RJS: Did you find yourself limited by expectations of what you should be composing? As in, "Oh, he writes hymns, he shouldn't be attempting secular works"? Or vice versa?

RC: No, no, no. You see, I have never, ever, written any piece of music that was just coming out of what you might call the heart or soul, as an expression of some feeling. Well, actually, I wrote one piece of music of that sort, for piano, but I won't give it to you because readers won't be able to hear it! Everything else I've written has been program music, responding either to words or to images of film. So I've had to be, as it were, reacting to something in my music. There's no music gushing out of me. Or rather, it gushes out of me all the time, and it's absolute rubbish!

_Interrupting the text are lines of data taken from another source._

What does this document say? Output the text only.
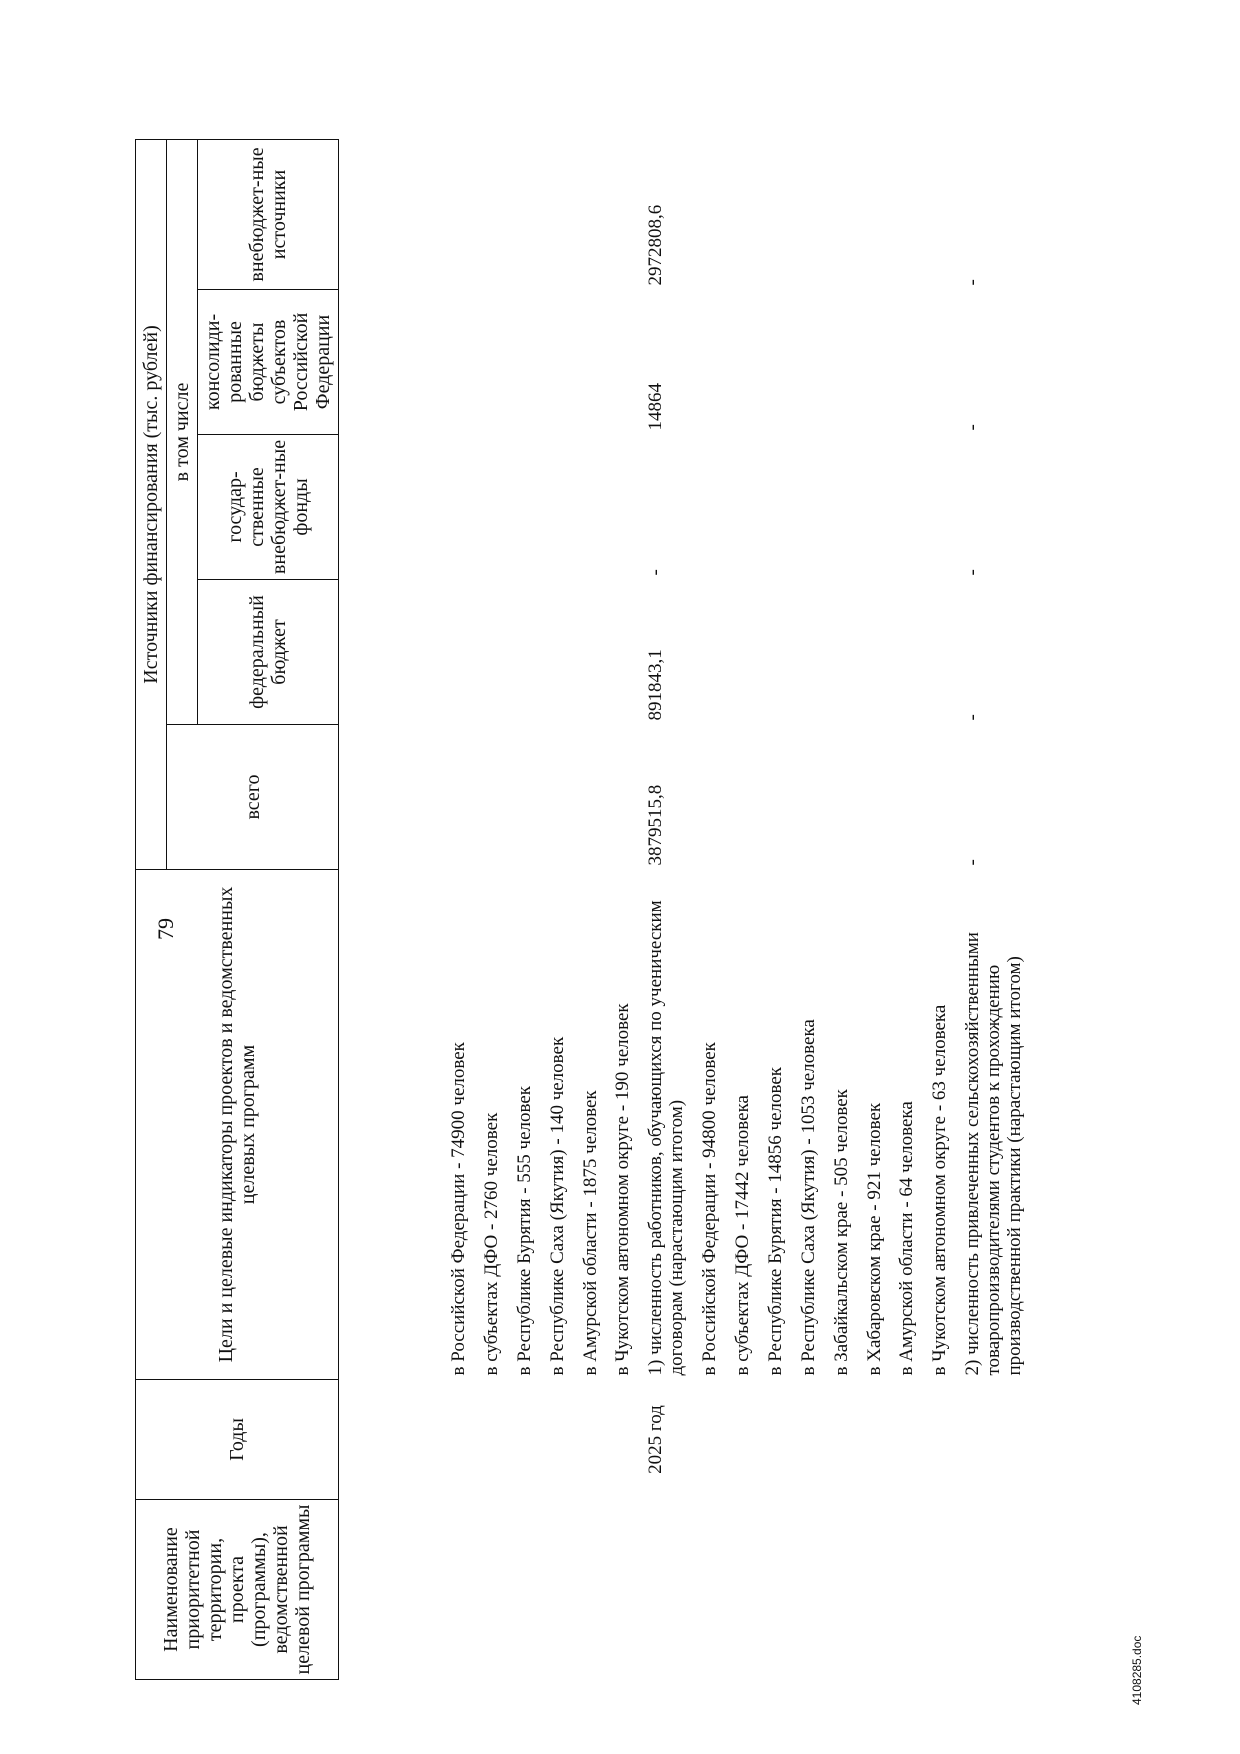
79
Наименование приоритетной территории, проекта (программы), ведомственной целевой программы	Годы	Цели и целевые индикаторы проектов и ведомственных целевых программ	Источники финансирования (тыс. рублей)				
			всего	в том числе			
				федеральный бюджет	государ-ственные внебюджет-ные фонды	консолиди-рованные бюджеты субъектов Российской Федерации	внебюджет-ные источники

		в Российской Федерации - 74900 человек					
		в субъектах ДФО - 2760 человек					
		в Республике Бурятия - 555 человек					
		в Республике Саха (Якутия) - 140 человек					
		в Амурской области - 1875 человек					
		в Чукотском автономном округе - 190 человек					
	2025 год	1) численность работников, обучающихся по ученическим договорам (нарастающим итогом)	3879515,8	891843,1	-	14864	2972808,6
		в Российской Федерации - 94800 человек					
		в субъектах ДФО - 17442 человека					
		в Республике Бурятия - 14856 человек					
		в Республике Саха (Якутия) - 1053 человека					
		в Забайкальском крае - 505 человек					
		в Хабаровском крае - 921 человек					
		в Амурской области - 64 человека					
		в Чукотском автономном округе - 63 человека					
		2) численность привлеченных сельскохозяйственными товаропроизводителями студентов к прохождению производственной практики (нарастающим итогом)	-	-	-	-	-
4108285.doc
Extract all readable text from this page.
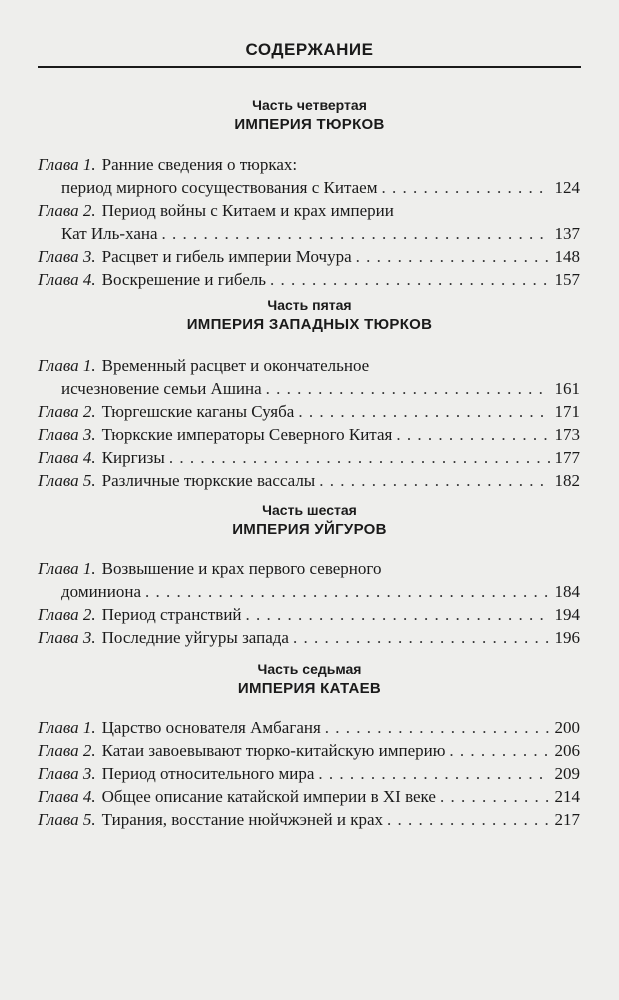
СОДЕРЖАНИЕ
Часть четвертая
ИМПЕРИЯ ТЮРКОВ
Глава 1. Ранние сведения о тюрках:
период мирного сосуществования с Китаем . . .	124
Глава 2. Период войны с Китаем и крах империи
Кат Иль-хана . . .	137
Глава 3. Расцвет и гибель империи Мочура . . .	148
Глава 4. Воскрешение и гибель . . .	157
Часть пятая
ИМПЕРИЯ ЗАПАДНЫХ ТЮРКОВ
Глава 1. Временный расцвет и окончательное
исчезновение семьи Ашина . . .	161
Глава 2. Тюргешские каганы Суяба . . .	171
Глава 3. Тюркские императоры Северного Китая . . .	173
Глава 4. Киргизы . . .	177
Глава 5. Различные тюркские вассалы . . .	182
Часть шестая
ИМПЕРИЯ УЙГУРОВ
Глава 1. Возвышение и крах первого северного
доминиона . . .	184
Глава 2. Период странствий . . .	194
Глава 3. Последние уйгуры запада . . .	196
Часть седьмая
ИМПЕРИЯ КАТАЕВ
Глава 1. Царство основателя Амбаганя . . .	200
Глава 2. Катаи завоевывают тюрко-китайскую империю . . .	206
Глава 3. Период относительного мира . . .	209
Глава 4. Общее описание катайской империи в XI веке . . .	214
Глава 5. Тирания, восстание нюйчжэней и крах . . .	217
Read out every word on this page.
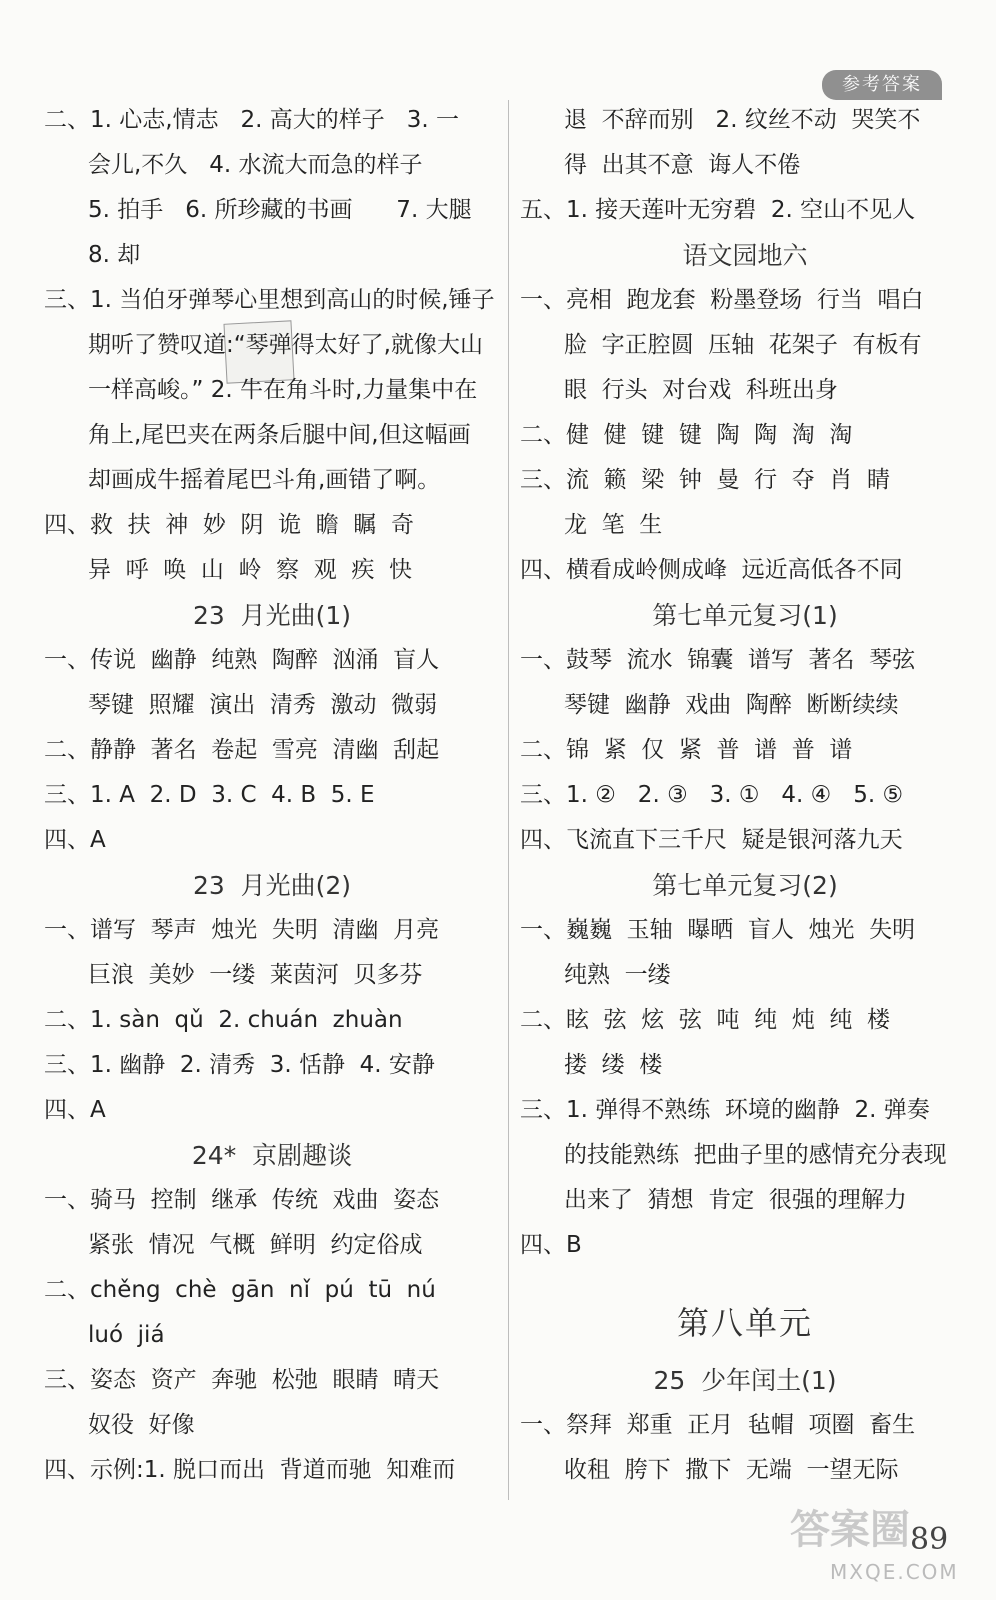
参考答案
二、1. 心志,情志   2. 高大的样子   3. 一
会儿,不久   4. 水流大而急的样子
5. 拍手   6. 所珍藏的书画      7. 大腿
8. 却
三、1. 当伯牙弹琴心里想到高山的时候,锤子
期听了赞叹道:“琴弹得太好了,就像大山
一样高峻。” 2. 牛在角斗时,力量集中在
角上,尾巴夹在两条后腿中间,但这幅画
却画成牛摇着尾巴斗角,画错了啊。
四、救  扶  神  妙  阴  诡  瞻  瞩  奇
异  呼  唤  山  岭  察  观  疾  快
23  月光曲(1)
一、传说  幽静  纯熟  陶醉  汹涌  盲人
琴键  照耀  演出  清秀  激动  微弱
二、静静  著名  卷起  雪亮  清幽  刮起
三、1. A  2. D  3. C  4. B  5. E
四、A
23  月光曲(2)
一、谱写  琴声  烛光  失明  清幽  月亮
巨浪  美妙  一缕  莱茵河  贝多芬
二、1. sàn  qǔ  2. chuán  zhuàn
三、1. 幽静  2. 清秀  3. 恬静  4. 安静
四、A
24*  京剧趣谈
一、骑马  控制  继承  传统  戏曲  姿态
紧张  情况  气概  鲜明  约定俗成
二、chěng  chè  gān  nǐ  pú  tū  nú
luó  jiá
三、姿态  资产  奔驰  松弛  眼睛  晴天
奴役  好像
四、示例:1. 脱口而出  背道而驰  知难而
退  不辞而别   2. 纹丝不动  哭笑不
得  出其不意  诲人不倦
五、1. 接天莲叶无穷碧  2. 空山不见人
语文园地六
一、亮相  跑龙套  粉墨登场  行当  唱白
脸  字正腔圆  压轴  花架子  有板有
眼  行头  对台戏  科班出身
二、健  健  键  键  陶  陶  淘  淘
三、流  籁  梁  钟  曼  行  夺  肖  睛
龙  笔  生
四、横看成岭侧成峰  远近高低各不同
第七单元复习(1)
一、鼓琴  流水  锦囊  谱写  著名  琴弦
琴键  幽静  戏曲  陶醉  断断续续
二、锦  紧  仅  紧  普  谱  普  谱
三、1. ②   2. ③   3. ①   4. ④   5. ⑤
四、飞流直下三千尺  疑是银河落九天
第七单元复习(2)
一、巍巍  玉轴  曝晒  盲人  烛光  失明
纯熟  一缕
二、眩  弦  炫  弦  吨  纯  炖  纯  楼
搂  缕  楼
三、1. 弹得不熟练  环境的幽静  2. 弹奏
的技能熟练  把曲子里的感情充分表现
出来了  猜想  肯定  很强的理解力
四、B
第八单元
25  少年闰土(1)
一、祭拜  郑重  正月  毡帽  项圈  畜生
收租  胯下  撒下  无端  一望无际
答案圈
MXQE.COM
89
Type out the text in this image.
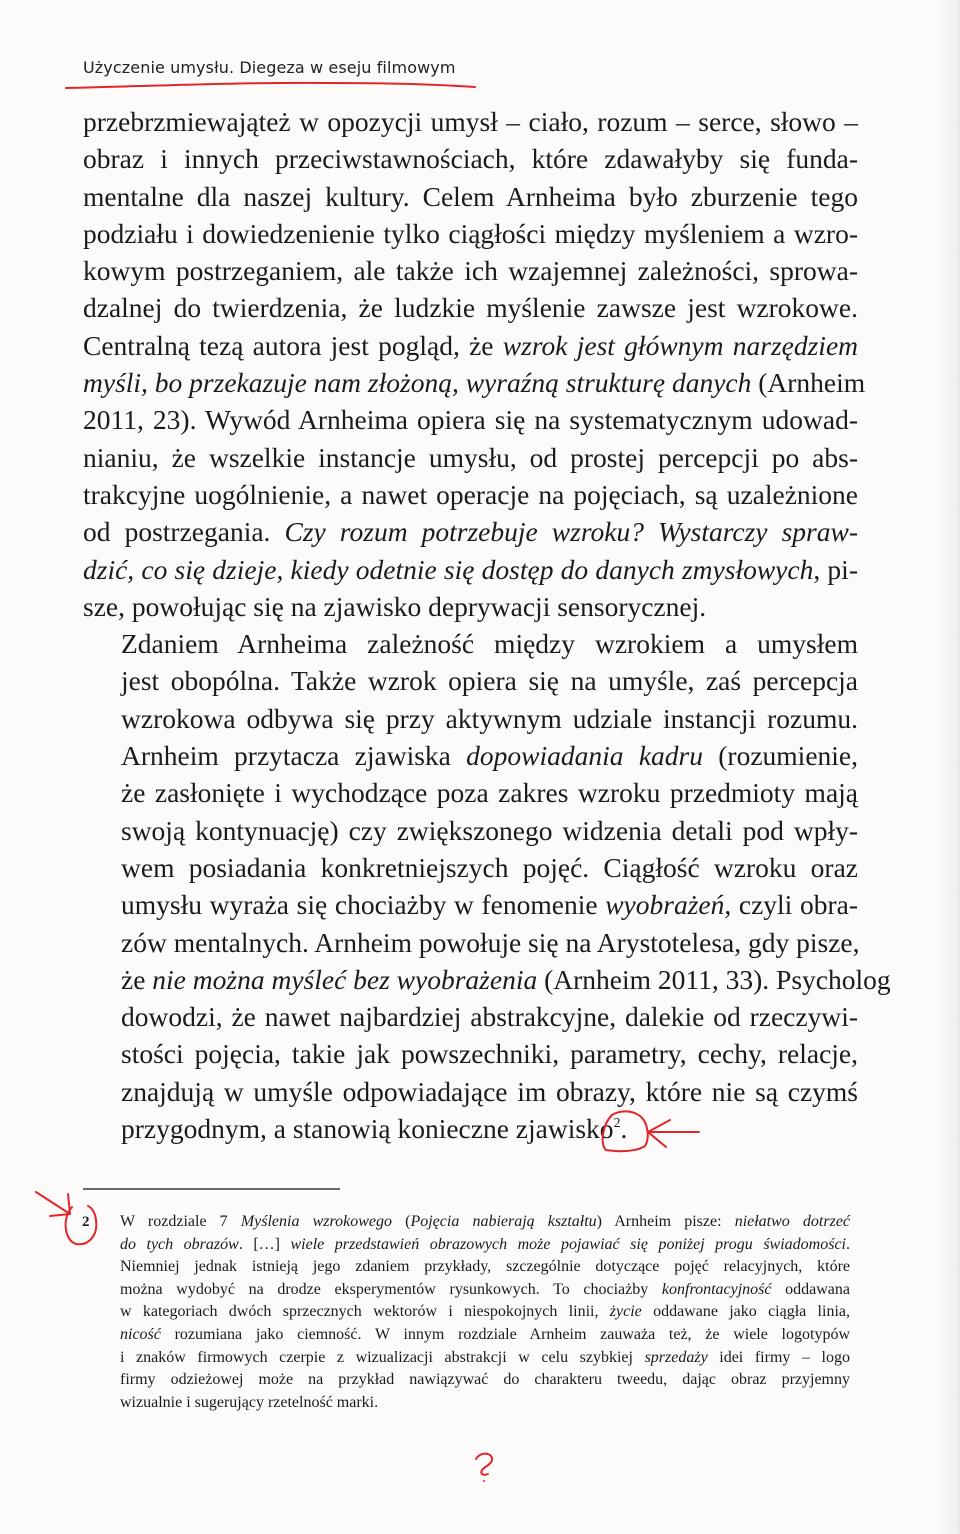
Użyczenie umysłu. Diegeza w eseju filmowym

przebrzmiewająteż w opozycji umysł – ciało, rozum – serce, słowo –
obraz i innych przeciwstawnościach, które zdawałyby się funda-
mentalne dla naszej kultury. Celem Arnheima było zburzenie tego
podziału i dowiedzenienie tylko ciągłości między myśleniem a wzro-
kowym postrzeganiem, ale także ich wzajemnej zależności, sprowa-
dzalnej do twierdzenia, że ludzkie myślenie zawsze jest wzrokowe.
Centralną tezą autora jest pogląd, że wzrok jest głównym narzędziem
myśli, bo przekazuje nam złożoną, wyraźną strukturę danych (Arnheim
2011, 23). Wywód Arnheima opiera się na systematycznym udowad-
nianiu, że wszelkie instancje umysłu, od prostej percepcji po abs-
trakcyjne uogólnienie, a nawet operacje na pojęciach, są uzależnione
od postrzegania. Czy rozum potrzebuje wzroku? Wystarczy spraw-
dzić, co się dzieje, kiedy odetnie się dostęp do danych zmysłowych, pi-
sze, powołując się na zjawisko deprywacji sensorycznej.

Zdaniem Arnheima zależność między wzrokiem a umysłem
jest obopólna. Także wzrok opiera się na umyśle, zaś percepcja
wzrokowa odbywa się przy aktywnym udziale instancji rozumu.
Arnheim przytacza zjawiska dopowiadania kadru (rozumienie,
że zasłonięte i wychodzące poza zakres wzroku przedmioty mają
swoją kontynuację) czy zwiększonego widzenia detali pod wpły-
wem posiadania konkretniejszych pojęć. Ciągłość wzroku oraz
umysłu wyraża się chociażby w fenomenie wyobrażeń, czyli obra-
zów mentalnych. Arnheim powołuje się na Arystotelesa, gdy pisze,
że nie można myśleć bez wyobrażenia (Arnheim 2011, 33). Psycholog
dowodzi, że nawet najbardziej abstrakcyjne, dalekie od rzeczywi-
stości pojęcia, takie jak powszechniki, parametry, cechy, relacje,
znajdują w umyśle odpowiadające im obrazy, które nie są czymś
przygodnym, a stanowią konieczne zjawisko$^2$.

2 W rozdziale 7 Myślenia wzrokowego (Pojęcia nabierają kształtu) Arnheim pisze: niełatwo dotrzeć
do tych obrazów. […] wiele przedstawień obrazowych może pojawiać się poniżej progu świadomości.
Niemniej jednak istnieją jego zdaniem przykłady, szczególnie dotyczące pojęć relacyjnych, które
można wydobyć na drodze eksperymentów rysunkowych. To chociażby konfrontacyjność oddawana
w kategoriach dwóch sprzecznych wektorów i niespokojnych linii, życie oddawane jako ciągła linia,
nicość rozumiana jako ciemność. W innym rozdziale Arnheim zauważa też, że wiele logotypów
i znaków firmowych czerpie z wizualizacji abstrakcji w celu szybkiej sprzedaży idei firmy – logo
firmy odzieżowej może na przykład nawiązywać do charakteru tweedu, dając obraz przyjemny
wizualnie i sugerujący rzetelność marki.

RJS: Hmm. I'll take your word for it, although I find it hard to believe.

RC: Not the stuff I write down; but my way of daydreaming is — I whistle, improvising the most utter, boring rubbish! Sometimes the rubbish gets quite complicated.

RJS: Was Hindemith's output an influence on you, in terms of facility, of utilitarian approaches to writing music?

No, but I was introduced to Hindemith by a wonderful institution in Sydney, run by a lovely, lovely man named Karl Gotsch. You've probably not heard of him.

RJS: I'm afraid not.

Karl ran something called the Collegium Musicum, and he was alive to what was going on in Europe. He was of German extraction, but he spoke a gentle kind of Australian English. This would have been in the mid-1940s, before I went to Rome, and after my return. The first Hindemith I ever heard was through Karl Gotsch at the Collegium Musicum, down at Circular Quay. It was for two violins, and one of the players was the splendid Eva Kelly, who years later would work with me in an ABC studio. People used to go along to recitals and discussions. Karl had a terrible old gramophone, to play things on; but people went there because he was serious, and because you were partaking of things that were going on in Europe. These are the sorts of musical activities that don't get into history books.

RJS: More recently, how did your Missa Pax et Bonum come into being? Was it commissioned?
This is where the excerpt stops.